The answer predicted by dfax is close to no. 2 above and appears to assume that Plant A supplies significant reactive power to raise the voltage at Substation A.
For our second case study, we consider a 500 kV interface that is the path for transactions of power from west to east. The limiting constraint is the thermal rating of one of the EHV lines on loss of the other line as shown in Figure 4. For this contingency, the starting case shows an AC power flow loading on the remaining EHV line of 89% of its thermal rating.
Figure 4: Second case study.
A power transfer dfax calculation on the starting case predicts that an incremental transfer of 1869 MW can be supported before the EHV line hits its thermal limit.
Using AC power flows to gradually increment the west to east power transfer shows a resulting transfer limit of 1500 MW. The dfax and AC power flow results are plotted in Figure 5. As in the first case study, the dfax solution assumes voltages are either steady or slightly rising as transfers are increased. In reality, increasing reactive losses on the EHV line results in dropping voltages along the transfer path, as shown in Figure 6. The dfax method in this case thus overestimates the actual transfer limit.
Figure 5: Power Transfer Limits determined by dfax and AC power flow.

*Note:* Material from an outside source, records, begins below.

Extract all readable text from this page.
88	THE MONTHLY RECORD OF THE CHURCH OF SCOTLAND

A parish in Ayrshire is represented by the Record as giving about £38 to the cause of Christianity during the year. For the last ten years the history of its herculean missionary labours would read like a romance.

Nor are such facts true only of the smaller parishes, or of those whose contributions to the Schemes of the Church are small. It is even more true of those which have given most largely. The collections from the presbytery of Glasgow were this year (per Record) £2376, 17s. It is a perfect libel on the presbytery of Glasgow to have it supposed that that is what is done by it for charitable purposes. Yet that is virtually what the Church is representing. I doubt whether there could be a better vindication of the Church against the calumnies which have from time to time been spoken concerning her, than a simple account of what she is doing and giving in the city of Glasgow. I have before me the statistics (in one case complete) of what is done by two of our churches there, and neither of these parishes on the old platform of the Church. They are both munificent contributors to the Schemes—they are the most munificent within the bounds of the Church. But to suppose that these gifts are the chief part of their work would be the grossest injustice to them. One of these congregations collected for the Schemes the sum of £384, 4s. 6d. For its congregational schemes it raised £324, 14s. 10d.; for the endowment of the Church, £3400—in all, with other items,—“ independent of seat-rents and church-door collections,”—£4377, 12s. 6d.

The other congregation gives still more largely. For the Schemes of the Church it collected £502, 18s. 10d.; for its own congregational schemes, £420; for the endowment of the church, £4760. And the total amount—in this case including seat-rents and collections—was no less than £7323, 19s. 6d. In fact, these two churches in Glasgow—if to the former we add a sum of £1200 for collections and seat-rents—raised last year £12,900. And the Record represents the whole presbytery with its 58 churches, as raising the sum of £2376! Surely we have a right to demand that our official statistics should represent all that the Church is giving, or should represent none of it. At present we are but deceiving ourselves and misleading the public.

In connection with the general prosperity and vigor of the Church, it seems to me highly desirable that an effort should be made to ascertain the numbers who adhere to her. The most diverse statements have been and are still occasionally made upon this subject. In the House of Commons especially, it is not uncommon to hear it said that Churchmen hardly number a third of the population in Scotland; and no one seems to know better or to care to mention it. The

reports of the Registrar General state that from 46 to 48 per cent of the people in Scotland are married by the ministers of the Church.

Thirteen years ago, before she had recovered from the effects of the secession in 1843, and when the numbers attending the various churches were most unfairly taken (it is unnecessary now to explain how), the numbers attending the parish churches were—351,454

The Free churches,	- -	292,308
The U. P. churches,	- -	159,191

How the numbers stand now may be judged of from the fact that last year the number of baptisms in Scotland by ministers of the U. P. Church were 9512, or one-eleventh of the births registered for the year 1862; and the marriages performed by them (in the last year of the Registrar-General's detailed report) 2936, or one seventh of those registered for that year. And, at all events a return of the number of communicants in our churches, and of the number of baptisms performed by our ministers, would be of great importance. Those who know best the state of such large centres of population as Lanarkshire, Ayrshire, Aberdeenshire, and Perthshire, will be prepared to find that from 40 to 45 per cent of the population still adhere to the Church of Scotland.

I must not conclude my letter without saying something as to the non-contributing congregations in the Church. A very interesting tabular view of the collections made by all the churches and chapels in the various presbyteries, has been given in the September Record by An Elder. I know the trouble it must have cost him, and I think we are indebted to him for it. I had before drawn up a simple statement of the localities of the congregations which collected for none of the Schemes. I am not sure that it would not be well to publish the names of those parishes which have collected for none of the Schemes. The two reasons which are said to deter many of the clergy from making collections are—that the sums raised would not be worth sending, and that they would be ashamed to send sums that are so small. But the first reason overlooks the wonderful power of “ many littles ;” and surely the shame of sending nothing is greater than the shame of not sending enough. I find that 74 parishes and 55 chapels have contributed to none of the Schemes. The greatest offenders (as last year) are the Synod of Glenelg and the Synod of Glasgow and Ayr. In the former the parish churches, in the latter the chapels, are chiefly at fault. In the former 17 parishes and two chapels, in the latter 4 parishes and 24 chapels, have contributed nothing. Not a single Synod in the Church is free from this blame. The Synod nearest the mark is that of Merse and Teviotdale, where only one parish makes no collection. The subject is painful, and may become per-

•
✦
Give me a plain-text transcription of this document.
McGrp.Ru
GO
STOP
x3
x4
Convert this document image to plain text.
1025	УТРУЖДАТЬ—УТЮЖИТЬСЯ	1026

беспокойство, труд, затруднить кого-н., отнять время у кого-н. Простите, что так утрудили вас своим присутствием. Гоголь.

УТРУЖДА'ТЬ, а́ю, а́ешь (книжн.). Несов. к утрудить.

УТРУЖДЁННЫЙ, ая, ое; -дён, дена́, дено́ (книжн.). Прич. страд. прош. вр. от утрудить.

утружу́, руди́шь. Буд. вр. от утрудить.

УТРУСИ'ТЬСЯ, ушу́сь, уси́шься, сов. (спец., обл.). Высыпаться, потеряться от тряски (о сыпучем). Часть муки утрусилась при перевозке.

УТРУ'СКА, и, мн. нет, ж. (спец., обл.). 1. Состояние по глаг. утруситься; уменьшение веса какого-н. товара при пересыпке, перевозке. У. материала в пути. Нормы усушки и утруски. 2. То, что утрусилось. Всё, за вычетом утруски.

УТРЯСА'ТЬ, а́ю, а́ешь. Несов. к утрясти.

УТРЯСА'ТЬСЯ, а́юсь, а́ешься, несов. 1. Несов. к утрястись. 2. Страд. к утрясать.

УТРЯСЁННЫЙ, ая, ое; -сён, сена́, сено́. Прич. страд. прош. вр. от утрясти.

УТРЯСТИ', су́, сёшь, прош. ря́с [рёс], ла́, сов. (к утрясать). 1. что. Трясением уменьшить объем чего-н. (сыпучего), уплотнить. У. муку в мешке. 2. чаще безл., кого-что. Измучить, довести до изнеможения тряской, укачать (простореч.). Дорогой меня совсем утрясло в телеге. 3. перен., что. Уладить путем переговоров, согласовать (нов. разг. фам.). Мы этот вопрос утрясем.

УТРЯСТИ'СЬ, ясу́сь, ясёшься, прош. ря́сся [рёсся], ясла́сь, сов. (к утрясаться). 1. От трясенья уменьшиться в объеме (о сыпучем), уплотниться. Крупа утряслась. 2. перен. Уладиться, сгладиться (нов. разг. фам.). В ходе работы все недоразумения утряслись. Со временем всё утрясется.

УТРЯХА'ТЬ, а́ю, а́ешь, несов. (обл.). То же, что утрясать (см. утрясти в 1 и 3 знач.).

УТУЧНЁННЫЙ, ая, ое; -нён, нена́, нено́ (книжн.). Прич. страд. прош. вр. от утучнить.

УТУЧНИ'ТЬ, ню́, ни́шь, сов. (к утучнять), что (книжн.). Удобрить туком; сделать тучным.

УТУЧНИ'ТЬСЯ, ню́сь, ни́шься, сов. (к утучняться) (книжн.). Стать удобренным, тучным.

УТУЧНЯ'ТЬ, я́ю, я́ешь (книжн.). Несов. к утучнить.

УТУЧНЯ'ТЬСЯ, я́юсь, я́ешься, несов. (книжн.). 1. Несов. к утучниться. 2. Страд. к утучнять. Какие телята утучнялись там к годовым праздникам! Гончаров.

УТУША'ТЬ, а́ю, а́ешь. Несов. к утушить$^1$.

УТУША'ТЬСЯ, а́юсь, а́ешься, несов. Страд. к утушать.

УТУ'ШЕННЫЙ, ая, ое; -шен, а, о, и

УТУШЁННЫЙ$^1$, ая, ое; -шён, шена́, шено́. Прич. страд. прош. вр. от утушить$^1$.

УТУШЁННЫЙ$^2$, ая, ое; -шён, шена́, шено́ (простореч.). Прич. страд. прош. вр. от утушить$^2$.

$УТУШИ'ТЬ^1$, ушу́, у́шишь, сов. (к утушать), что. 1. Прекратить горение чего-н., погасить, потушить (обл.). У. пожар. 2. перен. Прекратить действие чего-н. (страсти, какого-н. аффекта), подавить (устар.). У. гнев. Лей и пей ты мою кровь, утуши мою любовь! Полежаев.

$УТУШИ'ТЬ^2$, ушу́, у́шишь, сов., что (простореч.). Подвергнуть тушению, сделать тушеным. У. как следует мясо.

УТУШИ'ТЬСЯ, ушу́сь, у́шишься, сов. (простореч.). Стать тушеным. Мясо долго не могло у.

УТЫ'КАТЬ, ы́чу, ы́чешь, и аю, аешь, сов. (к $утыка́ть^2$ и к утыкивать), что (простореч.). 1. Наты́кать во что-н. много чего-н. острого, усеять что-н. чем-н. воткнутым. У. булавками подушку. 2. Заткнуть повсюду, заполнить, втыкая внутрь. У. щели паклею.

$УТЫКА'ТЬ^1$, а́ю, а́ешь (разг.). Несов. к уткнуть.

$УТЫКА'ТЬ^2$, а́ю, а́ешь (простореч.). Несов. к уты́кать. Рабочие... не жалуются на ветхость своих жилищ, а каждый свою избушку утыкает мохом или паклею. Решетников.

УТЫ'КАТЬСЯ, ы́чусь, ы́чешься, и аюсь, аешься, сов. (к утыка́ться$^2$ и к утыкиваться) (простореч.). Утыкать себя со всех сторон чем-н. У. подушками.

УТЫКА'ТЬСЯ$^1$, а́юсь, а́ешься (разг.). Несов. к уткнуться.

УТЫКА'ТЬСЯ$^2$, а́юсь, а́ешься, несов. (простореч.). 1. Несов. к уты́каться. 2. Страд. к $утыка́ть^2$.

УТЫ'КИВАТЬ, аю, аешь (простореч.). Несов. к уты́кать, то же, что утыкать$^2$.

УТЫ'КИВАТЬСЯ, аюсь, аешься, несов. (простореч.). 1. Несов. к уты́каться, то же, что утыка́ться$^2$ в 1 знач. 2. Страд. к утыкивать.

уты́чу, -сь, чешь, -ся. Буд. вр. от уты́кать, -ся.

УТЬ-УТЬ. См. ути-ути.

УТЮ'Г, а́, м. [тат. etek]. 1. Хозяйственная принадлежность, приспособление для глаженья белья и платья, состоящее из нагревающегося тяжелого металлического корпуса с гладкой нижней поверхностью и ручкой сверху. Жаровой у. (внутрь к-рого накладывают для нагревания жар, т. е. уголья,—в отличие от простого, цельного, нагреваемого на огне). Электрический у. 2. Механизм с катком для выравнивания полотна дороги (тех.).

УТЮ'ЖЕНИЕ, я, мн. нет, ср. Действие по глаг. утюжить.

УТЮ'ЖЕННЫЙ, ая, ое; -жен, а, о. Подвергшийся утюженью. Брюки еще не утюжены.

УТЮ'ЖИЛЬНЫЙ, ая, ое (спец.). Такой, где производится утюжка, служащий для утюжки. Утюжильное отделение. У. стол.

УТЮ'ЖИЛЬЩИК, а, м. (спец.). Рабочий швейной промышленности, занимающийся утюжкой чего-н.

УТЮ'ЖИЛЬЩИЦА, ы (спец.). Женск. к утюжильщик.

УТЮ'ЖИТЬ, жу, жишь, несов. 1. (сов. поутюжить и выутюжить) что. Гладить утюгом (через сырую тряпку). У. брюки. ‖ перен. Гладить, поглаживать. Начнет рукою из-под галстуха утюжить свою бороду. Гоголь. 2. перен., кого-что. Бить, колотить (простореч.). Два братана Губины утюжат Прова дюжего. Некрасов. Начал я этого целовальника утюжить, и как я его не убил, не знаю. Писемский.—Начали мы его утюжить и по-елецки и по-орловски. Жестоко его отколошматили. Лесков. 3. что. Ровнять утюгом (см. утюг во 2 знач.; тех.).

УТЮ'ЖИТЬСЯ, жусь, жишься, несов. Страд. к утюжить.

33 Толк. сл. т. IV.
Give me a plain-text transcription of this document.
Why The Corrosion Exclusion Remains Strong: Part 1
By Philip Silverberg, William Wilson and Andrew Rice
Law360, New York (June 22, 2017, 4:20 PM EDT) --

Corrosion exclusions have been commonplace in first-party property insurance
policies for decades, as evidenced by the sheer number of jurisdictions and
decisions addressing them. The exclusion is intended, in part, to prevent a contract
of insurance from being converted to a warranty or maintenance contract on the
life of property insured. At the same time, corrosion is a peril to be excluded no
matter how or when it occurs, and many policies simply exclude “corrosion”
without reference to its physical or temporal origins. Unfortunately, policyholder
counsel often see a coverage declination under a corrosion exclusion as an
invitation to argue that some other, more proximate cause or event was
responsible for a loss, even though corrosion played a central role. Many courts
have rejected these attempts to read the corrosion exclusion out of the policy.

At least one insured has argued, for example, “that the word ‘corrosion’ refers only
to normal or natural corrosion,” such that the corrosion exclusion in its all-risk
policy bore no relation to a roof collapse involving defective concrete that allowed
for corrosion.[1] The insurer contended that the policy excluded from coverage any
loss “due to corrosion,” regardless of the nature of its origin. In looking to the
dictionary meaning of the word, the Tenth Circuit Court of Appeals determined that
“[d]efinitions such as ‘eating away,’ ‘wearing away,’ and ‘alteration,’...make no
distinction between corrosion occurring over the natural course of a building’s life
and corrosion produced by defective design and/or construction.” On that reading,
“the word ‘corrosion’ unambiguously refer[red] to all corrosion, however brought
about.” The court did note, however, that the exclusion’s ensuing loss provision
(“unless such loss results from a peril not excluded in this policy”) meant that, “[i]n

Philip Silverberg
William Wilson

Figure 6: Underlying reactive power losses as transfers increase.
Conclusions
Proponents of linear models have justified their use by the fact that market uncertainty already embeds an inherent approximation in the power flow calculations that is not overcome by slower but more accurate power flow solutions. However, there is the risk of the error from uncertainty adding on to the error from linear approximation moving analytical results further from the reality that it purports to represent.
However, the ease of use and relative simplicity of linear models make it attractive for realtime and short timeframe assessments of power transactions, market dispatch and loading relief. Where reactive losses and voltages are expected to be a factor, additional margins need to be applied to ensure that the linear methods do not give an overly optimistic estimate.
In general, some caution is needed when applying linear models. Where the application does not require fast turnaround or involves future conditions that are not day ahead but months or years ahead, using more accurate methods remains the safe and prudent approach.